To capture something on camera is to frame, represent and record it. Capturing your world, story or ideas on camera involves much more than just pointing your camera at a subject or scene and pressing the shutter button. It is important to consider your vision and aims as an artist and how you communicate these to your audience. Capturing their attention and interest is essential to the successful realisation and resolution of your work.

Moving images have the power to capture or create stories, scenarios, worlds, moments, events and even time itself in ways that still images cannot replicate. Film is a powerful story-telling medium that has become increasingly relevant and accessible in our contemporary world. Digital technologies, such as smartphones and apps, create everyday opportunities to make, edit and share films with ease.

Short films represent an important and unique genre of film that allows artists to convey their directorial vision to audiences in dramatic, highly engaging ways, often with minimal resources.
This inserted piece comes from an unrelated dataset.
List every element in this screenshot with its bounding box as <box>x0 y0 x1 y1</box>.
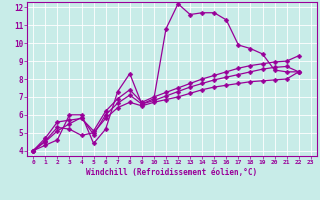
X-axis label: Windchill (Refroidissement éolien,°C): Windchill (Refroidissement éolien,°C) <box>86 168 258 177</box>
Through this filmmaking project, you will explore the visual and sensory language of film, working with your peers and teacher(s) to create a short film through a process of development, pre-production, production and post-production. You will have exciting opportunities to develop your understandings and skills in filmmaking, inspired and informed by industry professionals and the diversity of knowledge and skills in creative arts.

Films take us on journeys and immerse us in worlds and stories beyond the surface of what we see. They can challenge our perspectives and lead us to ask meaningful questions about our world and ourselves. What filmmaking journey will you start today?

Using this resource

This resource focuses on developing skills, knowledge and understanding of filmmaking for Stage 5 students across dance, drama, music, photography and digital media and visual design.

This resource provides strategies and suggests activities for the development of short films through a deep exploration of film conventions. 

These approaches can be tailored to fit any creative arts subject as standalone units or collaborative work across multiple classes. Teachers can set standalone activities from the resource or work sequentially through the entire series of activities. Teachers can adapt or add resources and/or feedback tasks to further differentiate learning.